Background: Conventional vasodilators increase ventilation-perfusion mismatch and do not improve gas exchange even though they reduce pulmonary hypertension. However, the effects of nitric oxide inhalation on ventilatory and gas exchange values in patients with congestive heart failure are not known.
Objective: To investigate the effect of nitric oxide inhalation on gas exchange in patients with congestive heart failure.
Design: Randomized, controlled trial.
Setting: University hospital.
Patients: 16 patients with congestive heart failure (New York Heart Association class II or III).
Interventions: Patients inhaled nitric oxide gas at graded concentrations (n = 8) or were given intravenous isosorbide dinitrate, 2.5 mg (n = 8).
Measurements: Hemodynamic and ventilatory variables and blood gases were measured 5 minutes after inhalation of different doses of nitric oxide and 10 minutes after administration of isosorbide dinitrate.

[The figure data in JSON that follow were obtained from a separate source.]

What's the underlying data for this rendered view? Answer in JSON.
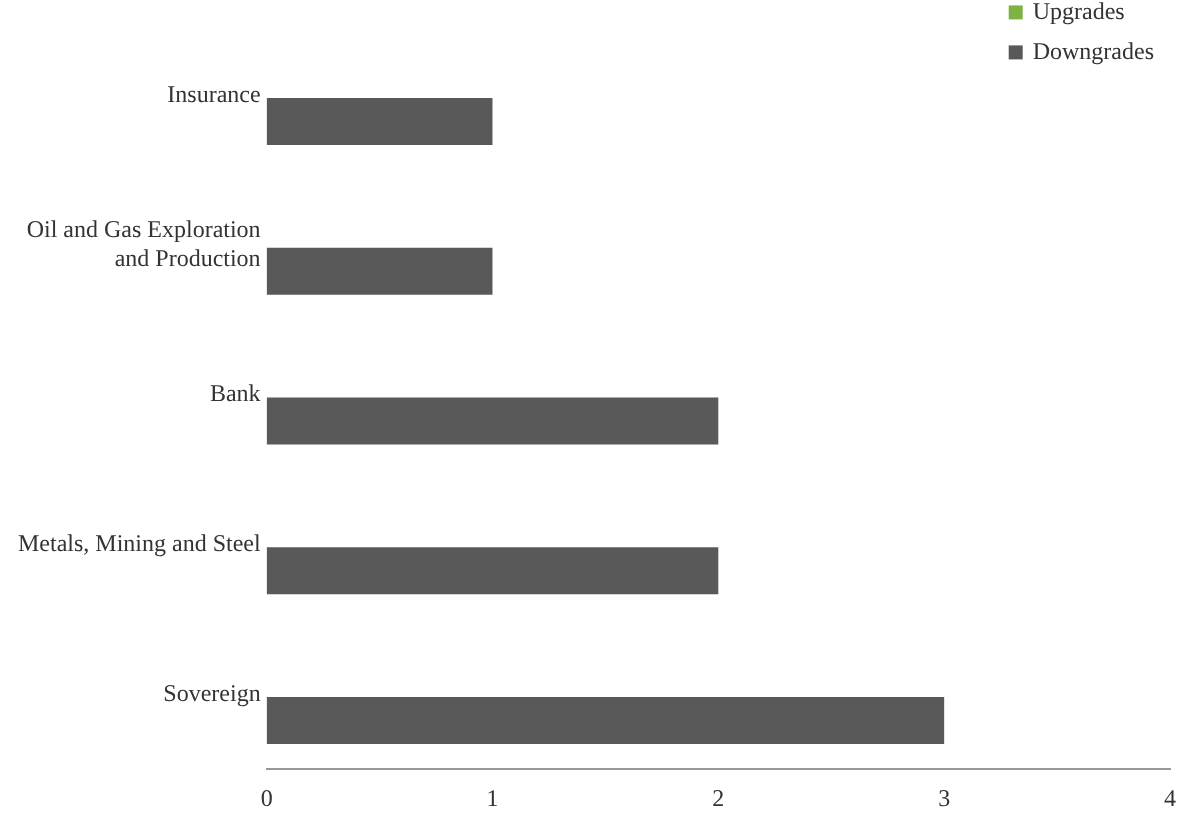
{
  "chart_data": {
    "type": "bar",
    "orientation": "horizontal",
    "categories": [
      "Insurance",
      "Oil and Gas Exploration and Production",
      "Bank",
      "Metals, Mining and Steel",
      "Sovereign"
    ],
    "series": [
      {
        "name": "Upgrades",
        "color": "#7cb342",
        "values": [
          0,
          0,
          0,
          0,
          0
        ]
      },
      {
        "name": "Downgrades",
        "color": "#595959",
        "values": [
          1,
          1,
          2,
          2,
          3
        ]
      }
    ],
    "xlim": [
      0,
      4
    ],
    "xticks": [
      0,
      1,
      2,
      3,
      4
    ],
    "grid": false,
    "legend": "top right"
  }
}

Results: Nitric oxide inhalation reduced the mean pulmonary arterial pressure in a dose-dependent manner without altering the mean arterial pressure or cardiac output. At a dose of 40 parts per million, nitric oxide inhalation increased PaO2 (change from baseline, 12.0 mm Hg [95% CI, 2.3 to 21.7 mm Hg]; P = 0.014) and decreased the alveolar-arterial difference in partial pressure of oxygen (change, -8.6 mm Hg [CI, -16.8 to -0.4 mm Hg]; P = 0.038) and the ventilatory equivalent for carbon dioxide output (change, -6.7 [CI, -10.3 to -3.1]; P < 0.001). Although isosorbide dinitrate similarly decreased pulmonary arterial pressure, it did not alter gas exchange or ventilatory variables.
Conclusions: Because nitric oxide inhalation improved gas exchange, it may be used as a supportive therapy when other conventional vasodilators worsen gas exchange.